Houston, TX- Los Astros pasaron todo el invierno intentando traspasar al tercera base Isaac Paredes para solucionar el congestionamiento en el infield, pero el acuerdo nunca se concretó y ahora parece una bendición dado que el antesalista Carlos Correa quedará fuera el resto de la temporada debido a una lesión en el tobillo derecho.

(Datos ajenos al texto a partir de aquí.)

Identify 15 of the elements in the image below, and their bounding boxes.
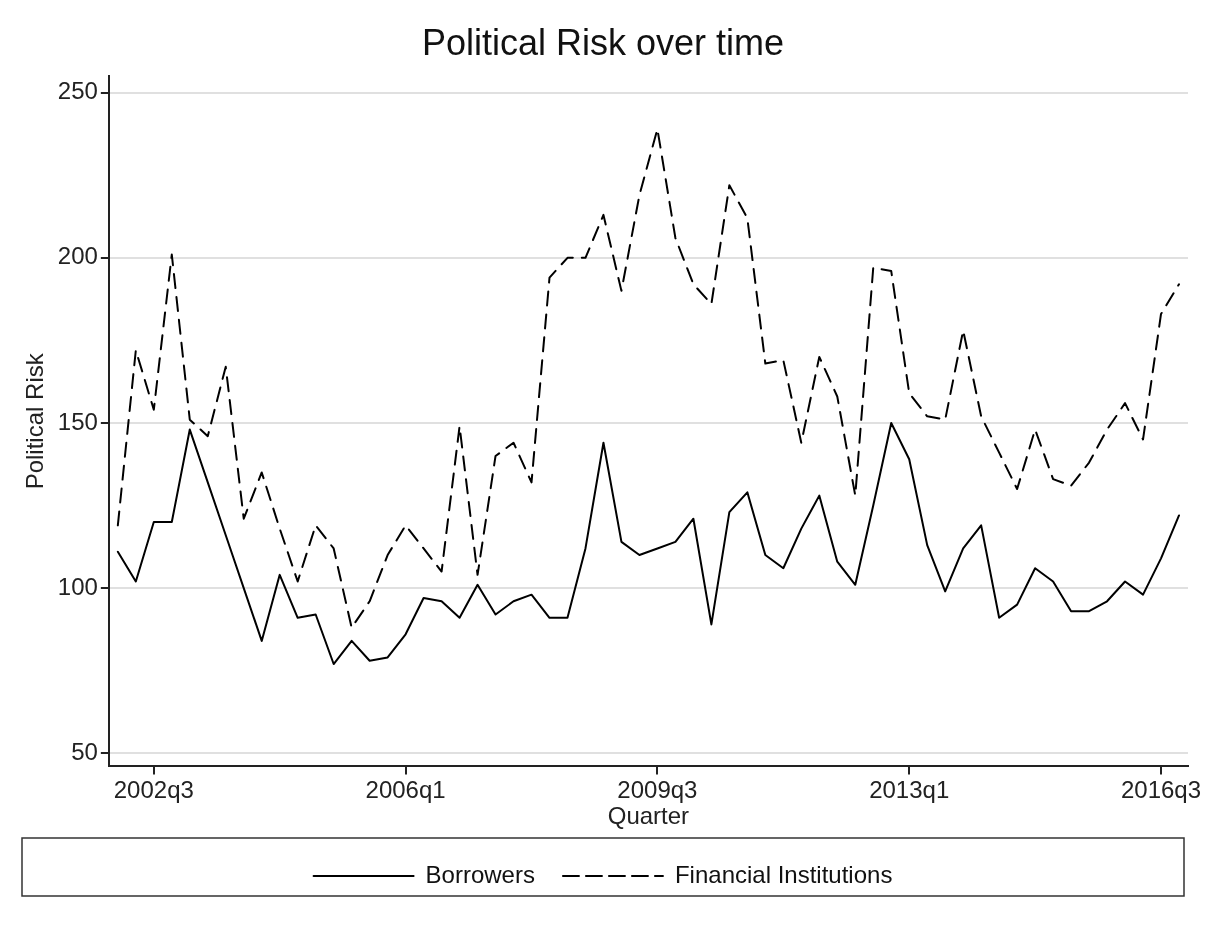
- x-tick-label: 2013q1: [869, 776, 950, 804]
- chart-title: Political Risk over time: [421, 21, 785, 63]
- y-tick-label: 100: [57, 572, 98, 600]
- x-tick-label: 2006q1: [365, 776, 446, 804]
- y-tick-label: 200: [57, 242, 98, 270]
- y-tick-label: 250: [57, 77, 98, 105]
- legend-label: Borrowers: [425, 860, 535, 888]
- x-tick-label: 2002q3: [113, 776, 194, 804]
- y-tick-label: 150: [57, 407, 98, 435]
- y-tick-label: 50: [71, 737, 98, 765]
- x-tick-label: 2009q3: [617, 776, 698, 804]
- x-tick-label: 2016q3: [1120, 776, 1202, 804]
- x-axis-title: Quarter: [607, 802, 690, 830]
- legend-label: Financial Institutions: [674, 860, 893, 888]
- y-axis-title: Political Risk: [21, 352, 49, 490]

Correa, visiblemente afectado, se dirigió con muletas a la oficina del mánager Joe Espada en Daikin Park antes de la derrota por 12-2 ante Dodgers, para darle la triste noticia.
Se perderá el resto de la temporada 2026, lo que supone otro duro golpe para los Astros en una temporada plagada de lesiones.

“Bastante duro”, dijo Correa. “No era lo que esperaba, pero ahora es momento de afrontarlo, enfrentarlo de frente y concentrarme en la rehabilitación”.
Los Astros tienen en la lista de lesionados a su tercera base titular (Correa), campocorto ( Jeremy Peña ), receptor ( Yainer Díaz ), jardinero central (Jake Meyers) y jardinero izquierdo (Joey Loperfido) , junto con los lanzadores abridores Hunter Brown, Tatsuya Imai y Cristian Javier y el cerrador Josh Hader.
“Hablar con Carlos esta mañana fue realmente muy duro; lo que significa para este equipo, para esta organización y, personalmente, para mí como su representante y amigo”, dijo Espada. “Lo conozco desde hace mucho tiempo. Es una lástima, pero tenemos que seguir adelante”.
Antes del partido del martes contra los Dodgers, se encontraba en la jaula de bateo cuando sintió un chasquido en el tobillo al intentar un swing y cayó al suelo. Las primeras imágenes del martes por la noche mostraron una lesión importante, y la lesión del tendón se confirmó tras consultar con un especialista en pies el miércoles por la mañana.

“Estaba practicando en la jaula de bateo, un día normal, me sentía genial y seguía mi rutina”, dijo Correa. “Di un golpe y sentí un chasquido. Se me rompió por completo y caí al suelo sin poder apoyar el pie. Enseguida supe que algo andaba mal”.
Correa aún no tiene programada la cirugía y planea reunirse con más médicos para determinar el mejor plan de tratamiento. En cualquier caso, se enfrenta a una recuperación de seis a ocho meses, pero debería estar listo para 2027.
“Soy un hombre de fe”, dijo. “Sé que tal vez no lo entendamos ahora, pero voy a seguir adelante, confiando en el plan del Señor y manteniendo una actitud positiva. Aunque esto ocurre justo cuando más me apasiona el béisbol, tengo un gran grupo de compañeros y sé que Él tiene el control. Voy a seguir adelante y concentrarme en mi rehabilitación”.